Ron's "Infected" Windows XP PC

Dear Major Geeks, Help, please.
Trying to help my friend, Ron, whose (Windows XP) PC seems badly "infected."

We suspect that his system became infected through:
1. Windows XP being connected to BroadBand Internet without a Firewall.
2. Ron Downloading and Installing and Running suspect programs for "Paid Surveys" etc.

We installed "Norton Internet Security 2005" and ran Live update till "No More"

We ran Norton Anti-Virus OK - It found about 36 "Threats", but was unable to remove some because they were inside compressed files .zip or .cab.

We ran AdAwareSE. It found about 130 "Threats" and removed them all, but some returned after the next restart. Will double-check that Windows XP's "System Restore" is OFF, till further notice.

Hard Drive C: "Thrashes" for about 15 mins after each restart, and about 5 minutes after any input. Whan "Thrashing" stops, PC response is quite quick, but goes very slow when you connect to the Internet.

Unwanted programs start themselves soon after you connect the (BroadBand) Modem to the Internet. eg. Internet Explorer starts itself on page http://some_chap's_name
I Suggested that Ron should stay off-line except when sending/receiving e-mail, then disconnect straight after.

We saw a message saying that Windows Virtual Memory was low and that Windows was increasing it.
(Is this the cause of the hard drive thrashing?)

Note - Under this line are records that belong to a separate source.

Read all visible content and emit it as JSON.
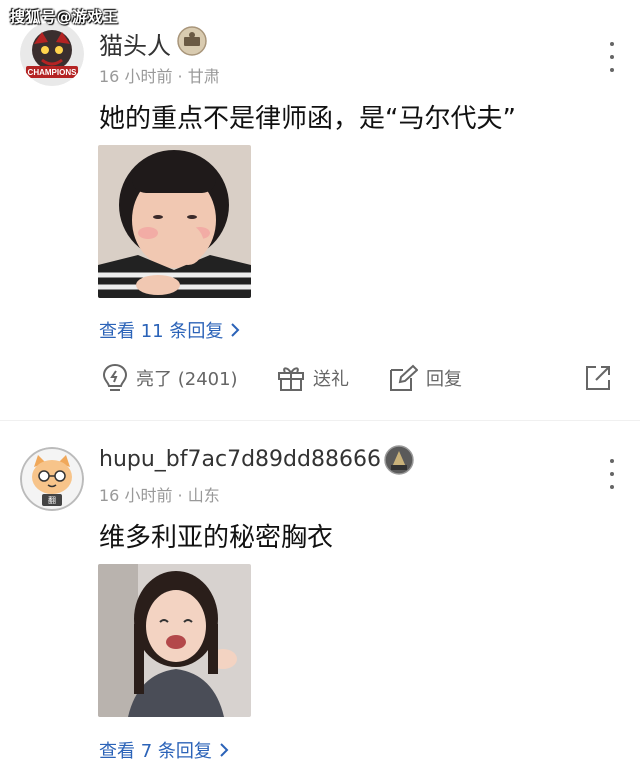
{
  "watermark": "搜狐号@游戏王",
  "comments": [
    {
      "username": "猫头人",
      "avatar_icon": "champions-avatar-icon",
      "badge_icon": "badge-icon",
      "time": "16 小时前",
      "separator": "·",
      "location": "甘肃",
      "text": "她的重点不是律师函，是“马尔代夫”",
      "image_icon": "reaction-image",
      "replies_label": "查看 11 条回复",
      "actions": {
        "light_label": "亮了 (2401)",
        "gift_label": "送礼",
        "reply_label": "回复"
      }
    },
    {
      "username": "hupu_bf7ac7d89dd88666",
      "avatar_icon": "cat-avatar-icon",
      "badge_icon": "badge-icon",
      "time": "16 小时前",
      "separator": "·",
      "location": "山东",
      "text": "维多利亚的秘密胸衣",
      "image_icon": "reaction-image",
      "replies_label": "查看 7 条回复"
    }
  ],
  "colors": {
    "link": "#2b63b8",
    "meta": "#999999",
    "action": "#666666"
  }
}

We saw a brief message (from where?) saying that the system was infected with Sasser? worm.
Unsure if this was a trusted message from Norton, or a malicious pop-up.
Run the Fix Sasser tool from Symantec.com

I ran "HijackThis" - I have the log - but I'm being obedient, and not posting it. Yet.

Thank you for your help / advice.

Regards, Rick.

 

make sure that you follow all of the instructions on READ ME 1ST (it actually works pretty good). you seem to mention some of the stuff but don't know if you followed it all. running them in safe mode etc. I've actually got a little file from McAfee, that's a DOS Scan that I run, and then I do the stuff as mentioned. I have also found that some things find stuff that others don't (even antivirus software). - steve

http://forums.majorgeeks.com/showthread.php?t=35407

 

if you still suspect a virus? you might try running this program. this is hosted on my site with instructions on how to run it as well. This program (and instructions) are actually from McAfee, that I got in online chat(s) with them! - sosaman

http://users3.ev1.net/~ahls/DOS-Scan.zip <-- Program (the link is also on instruction page)

http://users3.ev1.net/~ahls/dos-scan.html <-- Instructions

SCAN /ADL /CLEAN /ALL /REPORT REPORT.TXT <-- (I would rename "REPORT REPORT.TXT - to REPORT Report1.txt), if you are going to run it more than once, that way it doesn't copy over the original .txt, if you need it.